Donald Trump has removed the remaining members of the US Election Assistance Commission just months before the midterm elections, according to The Guardian. The bipartisan body, created after the 2000 election crisis, is responsible for certifying voting systems and serving as a national clearinghouse on election administration.

The Guardian reports that the commission’s last three commissioners were forced out in different ways on Thursday: the lone Republican appointee resigned, while the two Democratic appointees were informed by email from the White House presidential personnel office that their positions were “terminated, effective immediately”. The White House did not immediately respond to a request for comment.

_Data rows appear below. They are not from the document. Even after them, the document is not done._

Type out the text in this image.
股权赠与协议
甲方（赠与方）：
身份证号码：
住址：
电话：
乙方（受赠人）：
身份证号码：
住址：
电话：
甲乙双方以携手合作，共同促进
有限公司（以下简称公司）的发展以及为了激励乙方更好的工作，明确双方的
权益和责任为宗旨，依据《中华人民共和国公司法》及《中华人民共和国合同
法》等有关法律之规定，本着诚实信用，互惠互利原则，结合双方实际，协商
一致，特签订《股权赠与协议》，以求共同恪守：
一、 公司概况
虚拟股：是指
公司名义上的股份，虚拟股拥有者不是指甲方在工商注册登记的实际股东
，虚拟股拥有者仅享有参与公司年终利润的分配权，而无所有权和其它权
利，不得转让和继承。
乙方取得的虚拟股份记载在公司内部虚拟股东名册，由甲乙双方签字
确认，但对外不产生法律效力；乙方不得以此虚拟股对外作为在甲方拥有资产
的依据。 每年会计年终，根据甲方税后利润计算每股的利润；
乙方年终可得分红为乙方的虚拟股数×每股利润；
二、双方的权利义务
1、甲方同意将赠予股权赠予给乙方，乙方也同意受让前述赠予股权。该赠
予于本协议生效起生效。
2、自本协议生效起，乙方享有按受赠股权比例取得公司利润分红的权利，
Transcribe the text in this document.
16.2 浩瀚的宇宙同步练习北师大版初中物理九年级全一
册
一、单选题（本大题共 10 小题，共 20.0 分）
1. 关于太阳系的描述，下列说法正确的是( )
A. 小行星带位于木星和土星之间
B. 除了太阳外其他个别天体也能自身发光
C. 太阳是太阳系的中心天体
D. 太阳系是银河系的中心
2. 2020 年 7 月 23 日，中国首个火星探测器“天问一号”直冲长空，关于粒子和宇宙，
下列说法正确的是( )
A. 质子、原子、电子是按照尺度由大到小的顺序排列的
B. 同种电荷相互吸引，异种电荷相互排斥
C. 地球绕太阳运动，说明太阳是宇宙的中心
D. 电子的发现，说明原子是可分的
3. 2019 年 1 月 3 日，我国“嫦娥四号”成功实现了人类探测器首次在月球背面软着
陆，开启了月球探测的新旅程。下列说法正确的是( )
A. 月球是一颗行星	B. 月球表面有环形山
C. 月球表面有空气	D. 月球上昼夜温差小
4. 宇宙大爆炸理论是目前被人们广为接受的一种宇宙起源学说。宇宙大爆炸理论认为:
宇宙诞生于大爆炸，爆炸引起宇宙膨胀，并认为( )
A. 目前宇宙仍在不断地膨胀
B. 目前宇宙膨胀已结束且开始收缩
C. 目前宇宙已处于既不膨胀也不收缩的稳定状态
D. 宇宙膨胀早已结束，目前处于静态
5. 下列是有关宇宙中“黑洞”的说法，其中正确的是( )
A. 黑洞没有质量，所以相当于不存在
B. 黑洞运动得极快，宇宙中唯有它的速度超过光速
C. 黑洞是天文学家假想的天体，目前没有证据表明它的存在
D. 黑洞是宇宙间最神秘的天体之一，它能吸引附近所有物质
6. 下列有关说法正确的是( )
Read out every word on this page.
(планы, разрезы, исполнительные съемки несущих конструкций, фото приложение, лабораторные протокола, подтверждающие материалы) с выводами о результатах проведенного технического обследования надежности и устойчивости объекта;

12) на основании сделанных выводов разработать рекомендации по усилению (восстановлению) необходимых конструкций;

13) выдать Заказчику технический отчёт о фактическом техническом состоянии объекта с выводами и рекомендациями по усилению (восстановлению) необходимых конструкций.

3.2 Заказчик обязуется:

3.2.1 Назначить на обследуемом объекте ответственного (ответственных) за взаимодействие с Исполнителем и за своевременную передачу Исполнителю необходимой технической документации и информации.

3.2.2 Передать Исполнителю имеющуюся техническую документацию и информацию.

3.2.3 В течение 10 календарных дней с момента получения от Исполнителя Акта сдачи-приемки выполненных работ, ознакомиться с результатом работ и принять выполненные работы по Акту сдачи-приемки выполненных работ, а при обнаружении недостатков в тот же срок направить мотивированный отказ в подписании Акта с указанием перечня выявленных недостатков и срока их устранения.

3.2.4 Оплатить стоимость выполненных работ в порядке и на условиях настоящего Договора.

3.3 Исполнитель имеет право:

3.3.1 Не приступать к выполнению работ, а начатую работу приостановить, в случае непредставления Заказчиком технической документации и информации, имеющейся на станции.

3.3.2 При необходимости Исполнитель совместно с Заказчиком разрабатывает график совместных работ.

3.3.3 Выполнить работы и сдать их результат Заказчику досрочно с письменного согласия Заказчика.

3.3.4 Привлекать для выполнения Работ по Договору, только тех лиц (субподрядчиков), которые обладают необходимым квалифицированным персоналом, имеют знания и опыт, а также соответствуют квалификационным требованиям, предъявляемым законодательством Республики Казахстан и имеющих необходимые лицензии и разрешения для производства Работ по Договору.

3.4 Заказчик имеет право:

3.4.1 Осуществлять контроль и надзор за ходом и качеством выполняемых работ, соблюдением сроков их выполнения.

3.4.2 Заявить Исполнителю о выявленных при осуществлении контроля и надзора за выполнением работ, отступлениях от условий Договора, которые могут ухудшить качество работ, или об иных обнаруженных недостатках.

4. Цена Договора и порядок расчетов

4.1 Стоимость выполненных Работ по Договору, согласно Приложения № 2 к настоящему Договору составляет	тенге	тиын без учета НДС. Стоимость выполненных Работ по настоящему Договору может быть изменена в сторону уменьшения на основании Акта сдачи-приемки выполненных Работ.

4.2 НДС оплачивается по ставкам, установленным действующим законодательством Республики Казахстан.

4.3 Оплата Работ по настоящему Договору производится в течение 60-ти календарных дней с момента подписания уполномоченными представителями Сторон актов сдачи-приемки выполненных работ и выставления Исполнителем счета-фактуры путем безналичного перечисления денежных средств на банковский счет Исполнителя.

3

The practical role of the commission is technical but central. It accredits testing laboratories and certifies voting systems used by states and counties, and it maintains the national mail voter registration form created under the National Voter Registration Act of 1993. In the US system, where elections are administered locally but depend on shared equipment markets and common paperwork, the commission functions as a thin layer of standard-setting that vendors, election offices, and courts can point to when disputes arise.

Removing commissioners does not abolish the agency, but it does turn a rules-and-standards shop into a vacancy problem. The Help America Vote Act of 2002 allows the president to appoint replacements, yet The Guardian notes it is unclear how Trump will proceed after the terminations. In the meantime, certification decisions and guidance can stall, while states continue to buy, test, and deploy systems under deadlines that do not pause for Washington’s personnel churn.

The move also lands amid a broader federal push on election administration. The Guardian ties the terminations to Trump and senior officials advocating changes to vote-by-mail requirements and continuing investigations into the 2020 election result, which Trump lost to Joe Biden. When federal rhetoric focuses on fraud while federal capacity to provide neutral standards is weakened, the burden shifts to state officials to defend their processes without a shared referee.

Arizona secretary of state Adrian Fontes, a frequent target in election disputes, called the administration’s actions irresponsible and dangerous, arguing they undermine nonpartisan administration, according to The Guardian. That warning is less about a single commission than about how quickly administrative confidence can become a supply-chain problem: if certification and guidance become contested or delayed, counties still have to run elections with whatever equipment and procedures they can justify on paper.

The email dismissals were immediate. The midterm election calendar is not.